Minnesota Lawmaker Proposes Eradicating Funding for Early Childhood Education

A far right Minnesota state legislator, upset with increases in state funding for early childhood education, has called for the complete eradication of a legislative committee tasked with creating and funding programs meant to give children in the state access to such learning.

Republican State Rep. Steve Drazkowski decried increases in publicly-funded early childhood education while speaking on the floor of the Minnesota House of Representatives this week. His approach to child-rearing is short-sighted, as he didn’t appear to address in his comments how parents would manage to be able to raise their children without funding from the government, which provides a vast amount of funding for child care in the state.

“We should get rid of the early childhood committee,” Drazkowski said while lamenting the funding increases during a debate on an omnibus spending bill. “We should let parents raise their kids until they’re five at least, before the government comes with a school bus, backs it up to the maternity ward room door and takes them to the government school.”

It’s unclear what the GOP lawmaker was referring to. There are programs in Minnesota that provide assistance for children to begin early learning and preschool programs as early as three years old. However, Drazkowski’s statement mirrors language from other Republicans who have been attempting to defund public education.

Twitter users were quick to point out that it would likely fall on women to take up the role as sole caregivers to children should Drazkowski’s radical idea be actually implemented, and that families with smaller incomes would be harmed the most by such a draconian policy.

“How long before women are banned from the workforce?” asked one user.

“Oh, so more women out of the workforce.
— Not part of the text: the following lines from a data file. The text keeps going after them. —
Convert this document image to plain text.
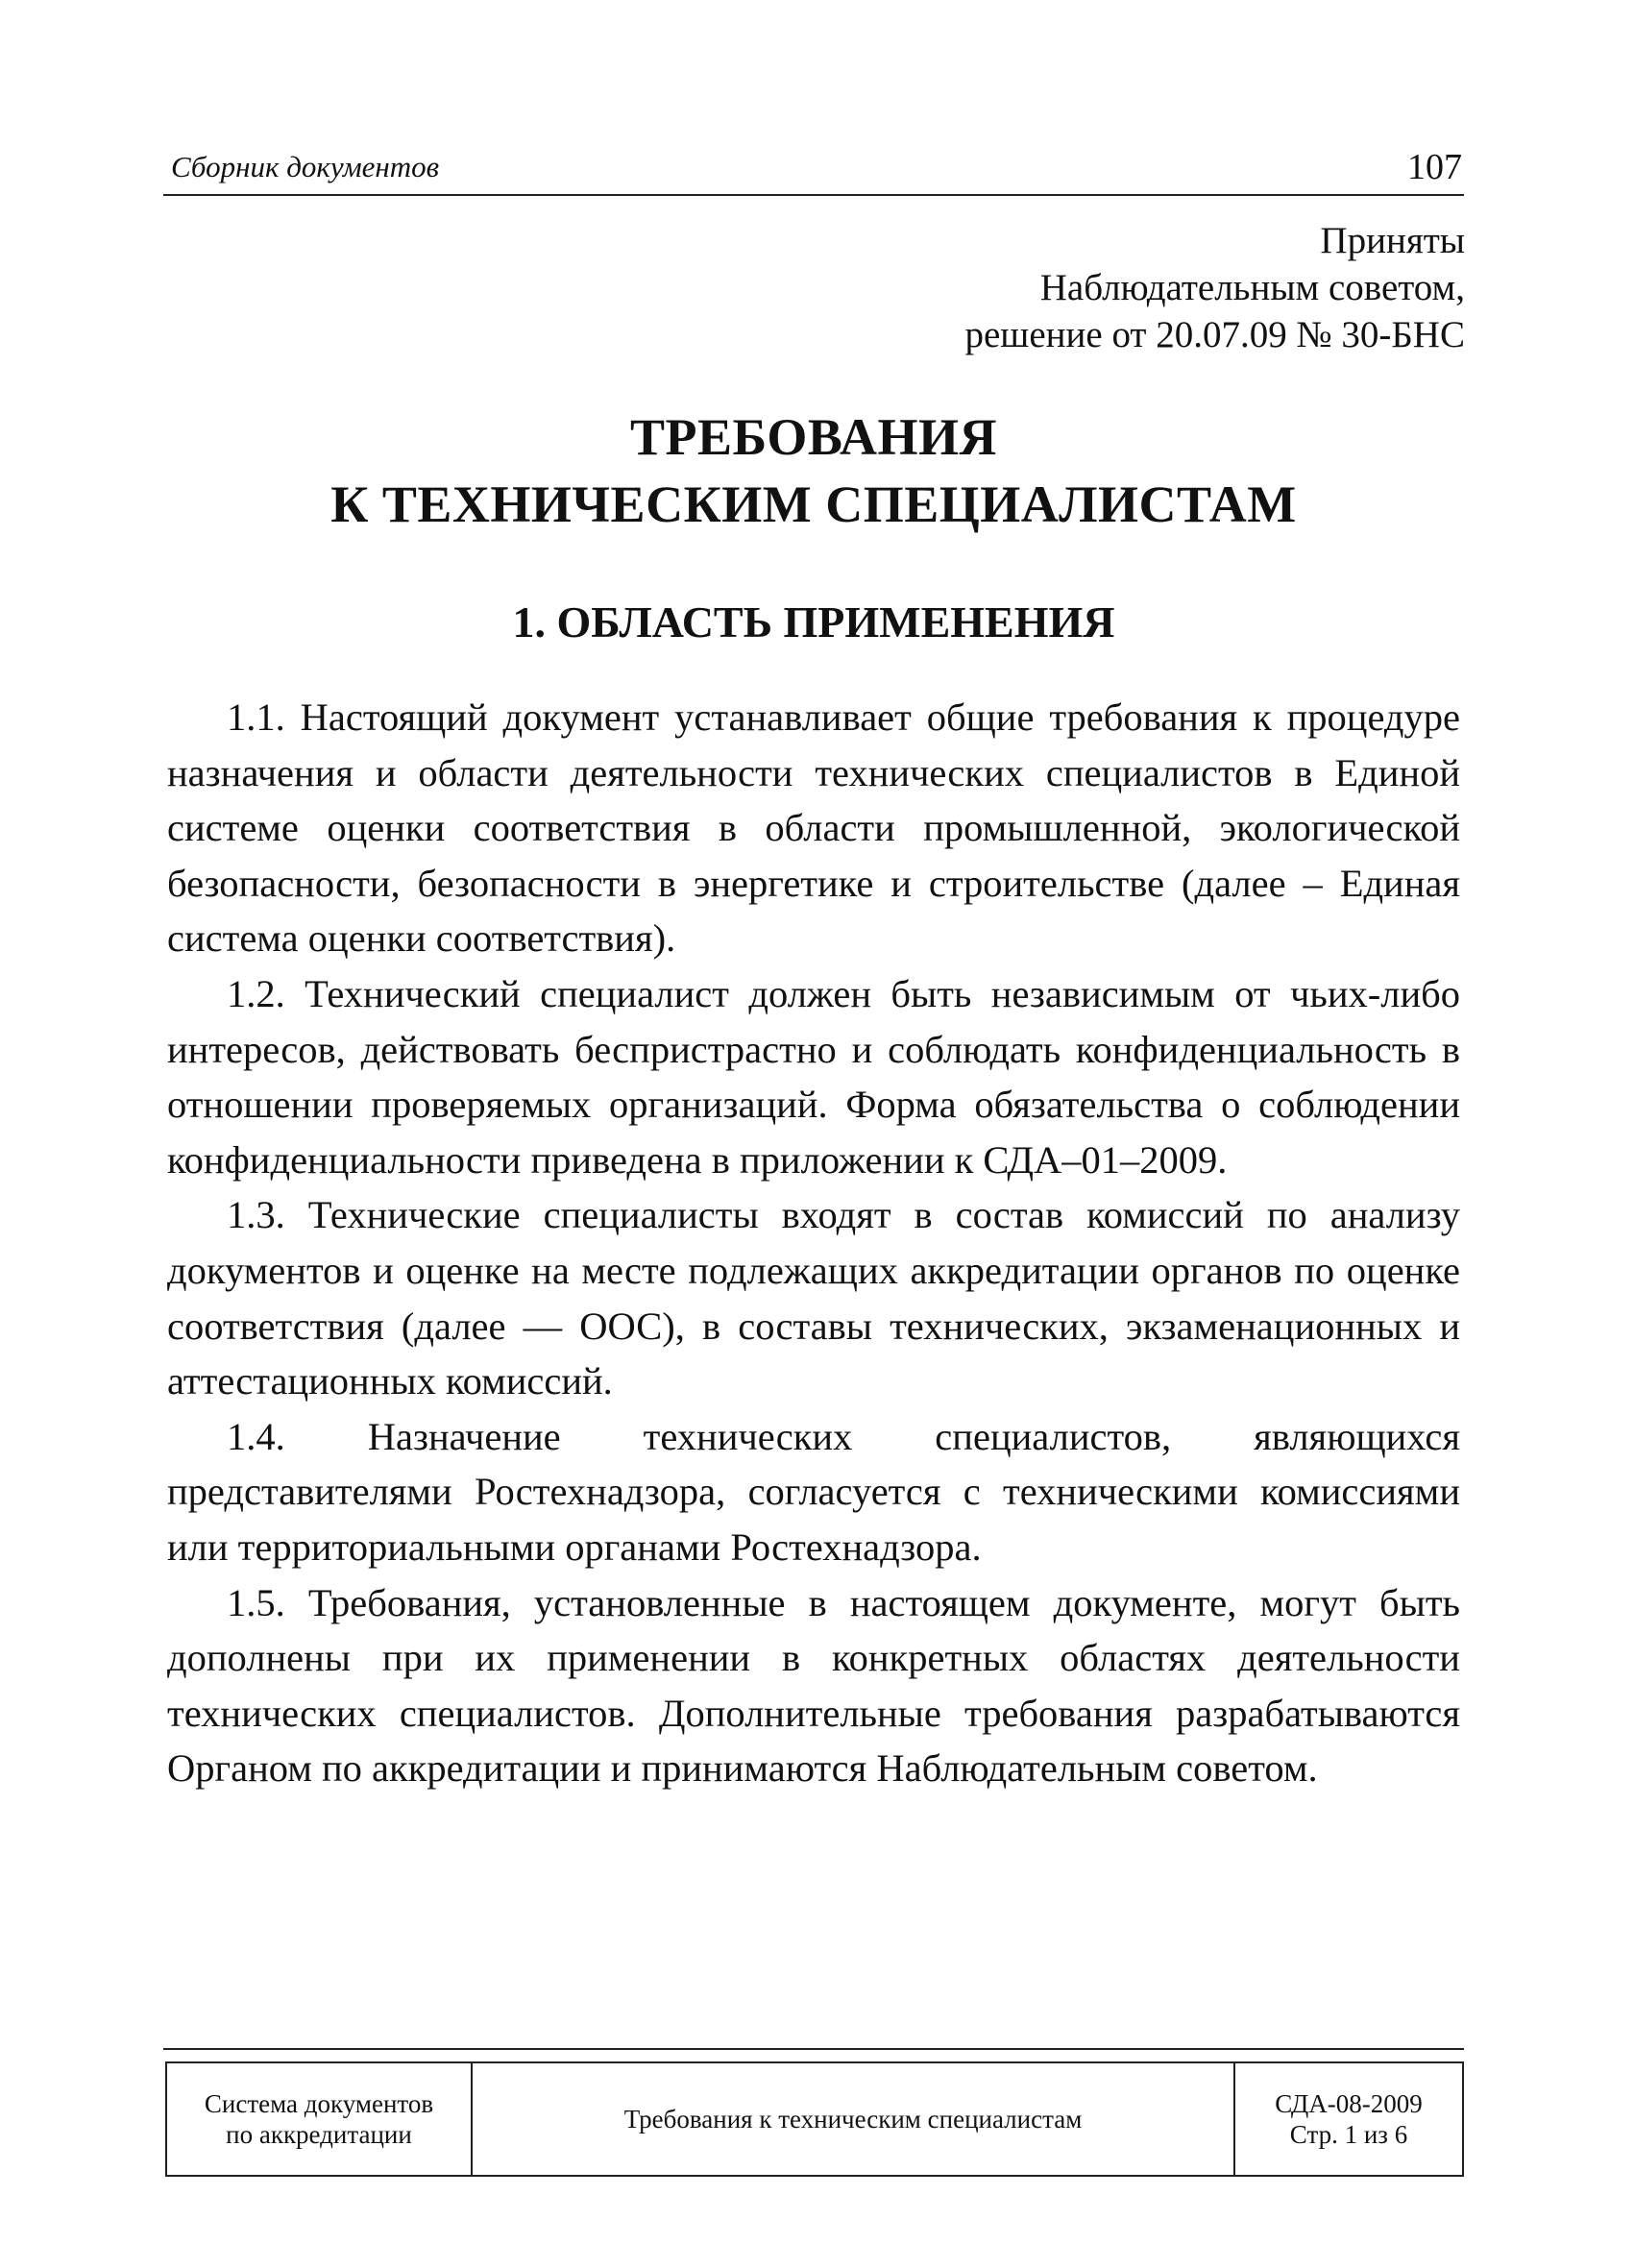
Сборник документов	107
Приняты
Наблюдательным советом,
решение от 20.07.09 № 30-БНС
ТРЕБОВАНИЯ
К ТЕХНИЧЕСКИМ СПЕЦИАЛИСТАМ
1. ОБЛАСТЬ ПРИМЕНЕНИЯ

1.1. Настоящий документ устанавливает общие требования к процедуре назначения и области деятельности технических специалистов в Единой системе оценки соответствия в области промышленной, экологической безопасности, безопасности в энергетике и строительстве (далее – Единая система оценки соответствия).

1.2. Технический специалист должен быть независимым от чьих-либо интересов, действовать беспристрастно и соблюдать конфиденциальность в отношении проверяемых организаций. Форма обязательства о соблюдении конфиденциальности приведена в приложении к СДА–01–2009.

1.3. Технические специалисты входят в состав комиссий по анализу документов и оценке на месте подлежащих аккредитации органов по оценке соответствия (далее — ООС), в составы технических, экзаменационных и аттестационных комиссий.

1.4. Назначение технических специалистов, являющихся представителями Ростехнадзора, согласуется с техническими комиссиями или территориальными органами Ростехнадзора.

1.5. Требования, установленные в настоящем документе, могут быть дополнены при их применении в конкретных областях деятельности технических специалистов. Дополнительные требования разрабатываются Органом по аккредитации и принимаются Наблюдательным советом.

Система документов
по аккредитации
Требования к техническим специалистам
СДА-08-2009
Стр. 1 из 6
This is the @GOP’s goal,” opined another user on the platform.

“This would hurt low income families the most,” yet another user pointed out.

Despite Drazkowski’s complaints about early education – and his errant belief that a “government school” is a corrupting influence on children – the benefits of early childhood education are widely acknowledged, even several years beyond when students take part in such learning. According to an analysis by Harvard in 2018, for instance, enrolling students in pre-kindergarten classes resulted in higher rates of high school graduation for those children later on, versus lower rates for those who did not take part.

Drazkowski is no stranger to attacking public schools, oftentimes employing false claims in order to justify his ire. Late last month, for example, Drazkowski was among a group of Republican lawmakers in the state who latched onto a debunked news story about children in a Michigan school district having their request for litter boxes approved because they identified as cats.

There is no truth to the story, but it was brought up, nonetheless, by Republican state lawmakers during a debate on the Minnesota House floor regarding the treatment of transgender students in public schools. While making hateful anti-trans statements in that same debate, Drazkowski complained about being called cisgender – even though he is indeed cisgendered – and took callous pleasure in claiming that his gender identity was, in his words, “the way God designed you.”